Civic acceptance is only one component of the economic mosaic, however. Access to capital—money—for start-up businesses is a crucial stepping stone for many minority-owned companies. This was one reason Susan Lew, a pillar in the Asian–Pacific Islander community, left her longstanding post as a San Diego Port commissioner this year and helped found the First Pacific Community Bank of California. As e-mail prompts chime from her computer in her third-story office of S. Lew & Associates on Convoy Street, she talks about a lack of locally owned and operated financial institutions that cater to minorities.

“More than 96 percent of deposits here are in banks with headquarters outside of the San Diego community,” Lew says, looking up an address on her Palm V computer. “A local community bank can really understand the needs of the local minority community.”

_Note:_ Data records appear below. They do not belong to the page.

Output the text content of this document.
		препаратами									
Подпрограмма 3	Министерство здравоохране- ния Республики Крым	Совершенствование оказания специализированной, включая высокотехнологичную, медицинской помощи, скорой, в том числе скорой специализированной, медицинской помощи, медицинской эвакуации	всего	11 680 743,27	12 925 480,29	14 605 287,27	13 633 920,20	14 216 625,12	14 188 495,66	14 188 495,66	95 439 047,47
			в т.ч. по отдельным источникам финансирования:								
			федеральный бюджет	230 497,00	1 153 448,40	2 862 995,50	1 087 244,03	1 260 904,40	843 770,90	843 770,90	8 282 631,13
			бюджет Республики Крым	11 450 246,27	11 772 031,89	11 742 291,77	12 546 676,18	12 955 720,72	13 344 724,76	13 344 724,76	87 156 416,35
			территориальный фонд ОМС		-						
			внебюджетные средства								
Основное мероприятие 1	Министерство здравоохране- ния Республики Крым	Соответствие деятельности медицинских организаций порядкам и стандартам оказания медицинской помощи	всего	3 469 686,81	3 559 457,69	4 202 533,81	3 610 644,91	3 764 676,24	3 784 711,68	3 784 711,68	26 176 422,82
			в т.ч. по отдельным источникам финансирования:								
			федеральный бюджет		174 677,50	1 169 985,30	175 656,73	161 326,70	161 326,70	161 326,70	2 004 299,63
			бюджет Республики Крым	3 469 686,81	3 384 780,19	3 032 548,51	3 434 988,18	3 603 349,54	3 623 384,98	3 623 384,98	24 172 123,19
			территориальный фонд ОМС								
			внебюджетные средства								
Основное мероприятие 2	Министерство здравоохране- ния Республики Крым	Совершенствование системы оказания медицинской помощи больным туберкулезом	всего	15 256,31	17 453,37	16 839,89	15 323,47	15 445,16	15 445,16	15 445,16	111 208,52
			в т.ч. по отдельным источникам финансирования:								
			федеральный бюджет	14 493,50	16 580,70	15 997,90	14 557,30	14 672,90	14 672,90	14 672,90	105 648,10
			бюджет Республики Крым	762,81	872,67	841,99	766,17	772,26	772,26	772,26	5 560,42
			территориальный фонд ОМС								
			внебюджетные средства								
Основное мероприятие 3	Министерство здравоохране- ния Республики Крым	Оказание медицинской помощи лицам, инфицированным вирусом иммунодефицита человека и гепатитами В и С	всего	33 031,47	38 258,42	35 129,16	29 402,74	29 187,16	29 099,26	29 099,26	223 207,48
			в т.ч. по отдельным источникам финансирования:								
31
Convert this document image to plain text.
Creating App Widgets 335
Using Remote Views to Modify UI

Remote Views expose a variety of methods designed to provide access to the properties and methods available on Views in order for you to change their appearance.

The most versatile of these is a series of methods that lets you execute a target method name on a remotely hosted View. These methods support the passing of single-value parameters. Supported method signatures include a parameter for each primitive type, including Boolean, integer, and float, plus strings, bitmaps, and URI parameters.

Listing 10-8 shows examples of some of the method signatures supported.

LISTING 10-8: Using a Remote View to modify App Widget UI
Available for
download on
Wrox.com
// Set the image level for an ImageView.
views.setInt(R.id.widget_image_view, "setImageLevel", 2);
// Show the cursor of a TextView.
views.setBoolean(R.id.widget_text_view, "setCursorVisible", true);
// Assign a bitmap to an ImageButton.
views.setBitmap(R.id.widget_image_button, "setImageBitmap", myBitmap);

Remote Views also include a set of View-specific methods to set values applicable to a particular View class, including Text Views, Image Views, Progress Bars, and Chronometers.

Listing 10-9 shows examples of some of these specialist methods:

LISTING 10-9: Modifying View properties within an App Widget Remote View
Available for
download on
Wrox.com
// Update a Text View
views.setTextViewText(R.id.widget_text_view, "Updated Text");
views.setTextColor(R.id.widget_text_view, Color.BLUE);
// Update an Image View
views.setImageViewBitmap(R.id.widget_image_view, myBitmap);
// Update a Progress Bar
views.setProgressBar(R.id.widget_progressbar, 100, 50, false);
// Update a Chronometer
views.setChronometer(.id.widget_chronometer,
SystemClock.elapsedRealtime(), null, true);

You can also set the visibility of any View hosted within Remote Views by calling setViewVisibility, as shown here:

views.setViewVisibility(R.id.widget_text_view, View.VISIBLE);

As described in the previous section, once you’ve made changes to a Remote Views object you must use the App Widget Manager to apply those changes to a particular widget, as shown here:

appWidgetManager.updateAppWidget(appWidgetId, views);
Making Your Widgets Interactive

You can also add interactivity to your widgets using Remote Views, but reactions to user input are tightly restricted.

The fledgling bank’s work dovetails with that of the Asian Business Association of San Diego, another organization helping its constituents achieve the same sort of success as their Caucasian counterparts. The bank, which opened in November, also is working with the Hispanic Chamber and is running Spanish-language ads for home loans. And in late February, the bank established a Small Business Administration department to help seed start-ups. “Call me back in a year and you’ll see that a lot of these initiatives will have reached fruition,” says Rob Hildt, First Pacific Community Bank president.